4. What would you do, if anything, to strengthen police accountability?
I hope to work more closely with the next administration to address strategic planning for all departments so that they have benchmarks that drive the budget and that the council can hold them to!
5. What specific steps would you take to strengthen Hawaii’s lax lobbying, ethics and financial disclosure laws?
I believe the above question refers to the state Legislature, but I have been working toward more transparency at the county level in my first term. My charter amendment proposal for a more autonomous managing director would also address these issues.
6. Would you support eliminating Hawaii’s high fees for access to public records when the request is in the public interest?
Yes, within reason!
7. Voters complain their elected officials don’t listen to them. What would you do to improve communication?
I feel I have been addressing this through my office by meeting with all parties who make requests; often, I reach out to my respective constituents on relevant issues to proactively inform them and this has had great results for the Kihei Community Association especially.
8. What more should Maui County be doing to prepare for the effects of climate change, including sea level rise and threats to the reefs?
We first need to adopt, then publicize, the Climate Change Adaptation Report, which I am working on in my Planning Committee agenda. I’m hoping this issue is added as a committee duty to the next slate of committees for the 2019 council and will work toward that. Also, I’m supporting a charter amendment to create an Office of Climate Change and Sustainability as long as we can remove duplicative efforts from a previous charter amendment that were not supported by our current mayor, who did nothing to enforce or create a true effort to address the climate or conservation issues.
9. What do you see as the most pressing issue facing your district? What will you do about it?

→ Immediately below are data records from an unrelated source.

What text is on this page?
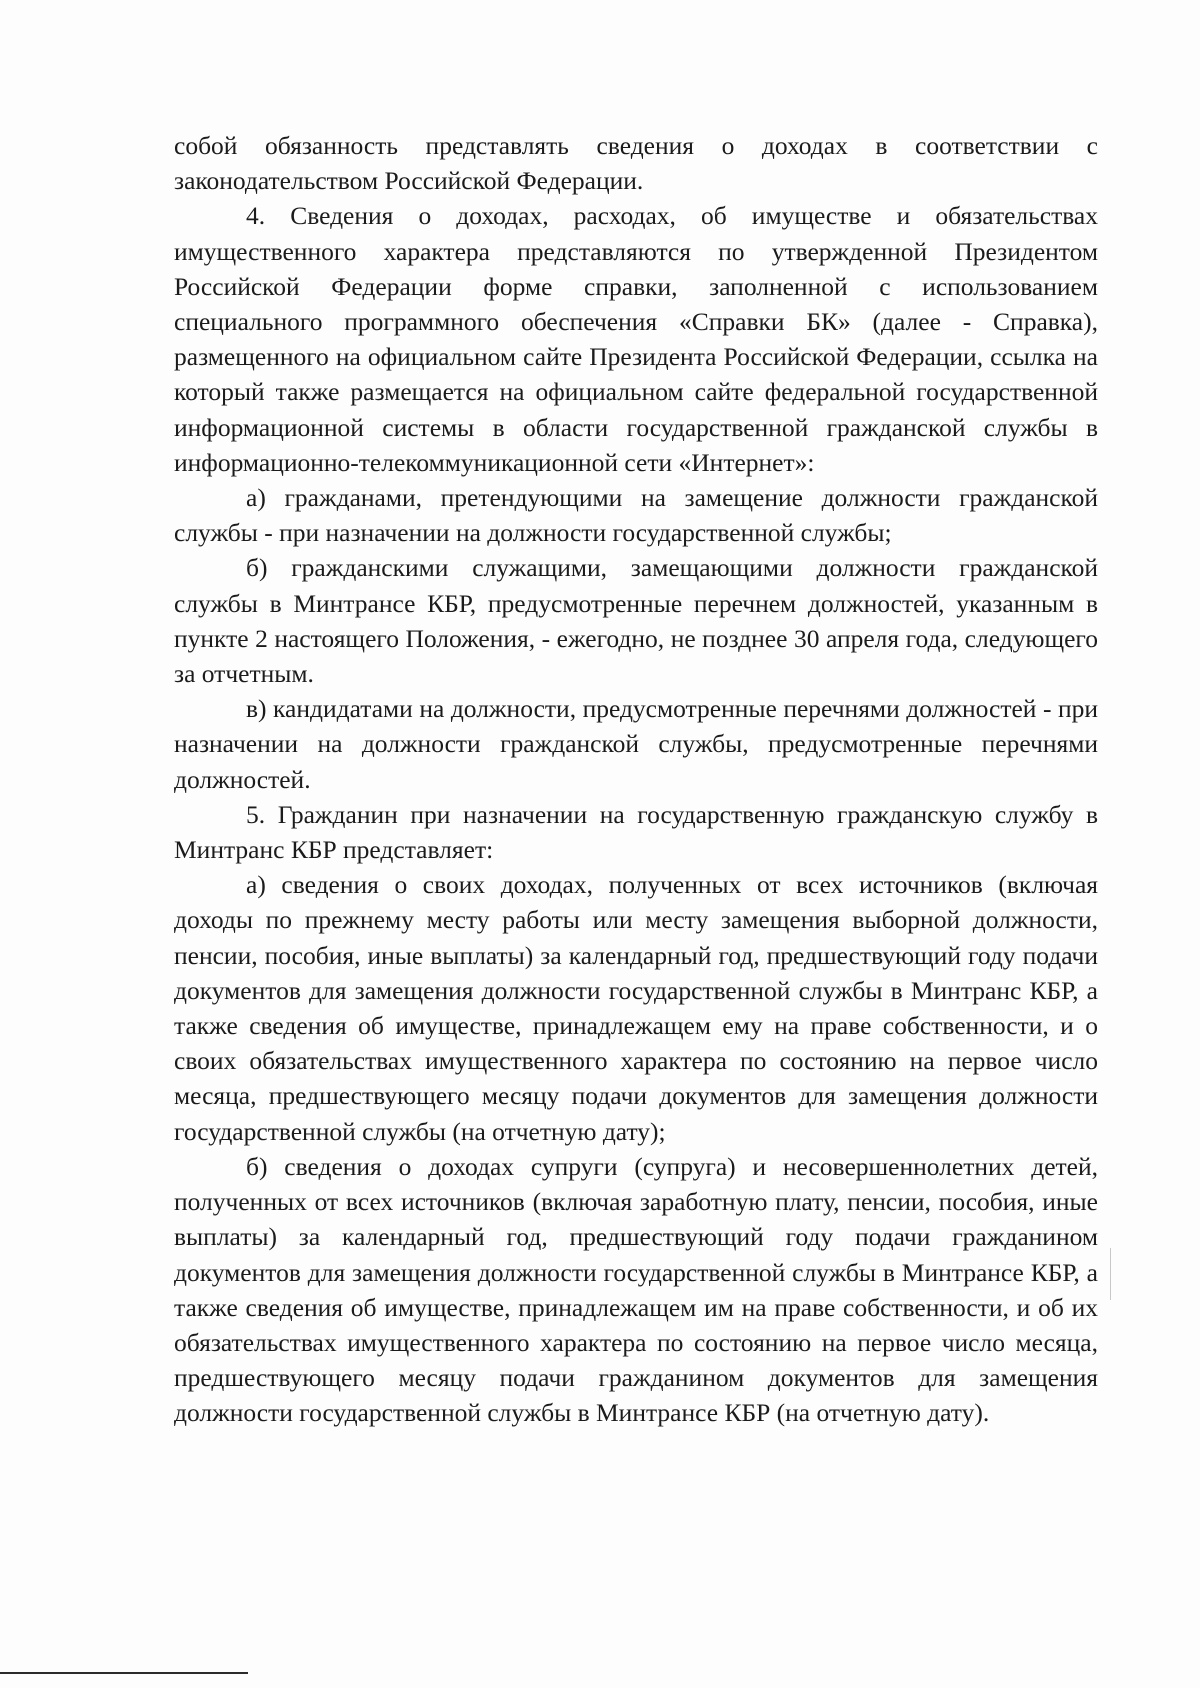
собой обязанность представлять сведения о доходах в соответствии с законодательством Российской Федерации.

4. Сведения о доходах, расходах, об имуществе и обязательствах имущественного характера представляются по утвержденной Президентом Российской Федерации форме справки, заполненной с использованием специального программного обеспечения «Справки БК» (далее - Справка), размещенного на официальном сайте Президента Российской Федерации, ссылка на который также размещается на официальном сайте федеральной государственной информационной системы в области государственной гражданской службы в информационно-телекоммуникационной сети «Интернет»:

а) гражданами, претендующими на замещение должности гражданской службы - при назначении на должности государственной службы;

б) гражданскими служащими, замещающими должности гражданской службы в Минтрансе КБР, предусмотренные перечнем должностей, указанным в пункте 2 настоящего Положения, - ежегодно, не позднее 30 апреля года, следующего за отчетным.

в) кандидатами на должности, предусмотренные перечнями должностей - при назначении на должности гражданской службы, предусмотренные перечнями должностей.

5. Гражданин при назначении на государственную гражданскую службу в Минтранс КБР представляет:

а) сведения о своих доходах, полученных от всех источников (включая доходы по прежнему месту работы или месту замещения выборной должности, пенсии, пособия, иные выплаты) за календарный год, предшествующий году подачи документов для замещения должности государственной службы в Минтранс КБР, а также сведения об имуществе, принадлежащем ему на праве собственности, и о своих обязательствах имущественного характера по состоянию на первое число месяца, предшествующего месяцу подачи документов для замещения должности государственной службы (на отчетную дату);

б) сведения о доходах супруги (супруга) и несовершеннолетних детей, полученных от всех источников (включая заработную плату, пенсии, пособия, иные выплаты) за календарный год, предшествующий году подачи гражданином документов для замещения должности государственной службы в Минтрансе КБР, а также сведения об имуществе, принадлежащем им на праве собственности, и об их обязательствах имущественного характера по состоянию на первое число месяца, предшествующего месяцу подачи гражданином документов для замещения должности государственной службы в Минтрансе КБР (на отчетную дату).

Affordable housing and homelessness are probably just ahead of drainage issues for South Maui. I have been proactively working with developers of affordable housing to make sure their projects fit the neighborhoods they are designated for, and I have also started community meetings to give input to Ka Hale A Ke Ola (Maui’s premier homeless non-profit organization) once I found out that they actually have over $1.5 million in workforce housing funds that need to be spent in South Maui. This fund has been sitting around for about a decade until I started efforts to use it to create a homeless resource center/emergency shelter facility in Kihei, which currently has no direct services other than the volunteer kindness acts of some very concerned citizens.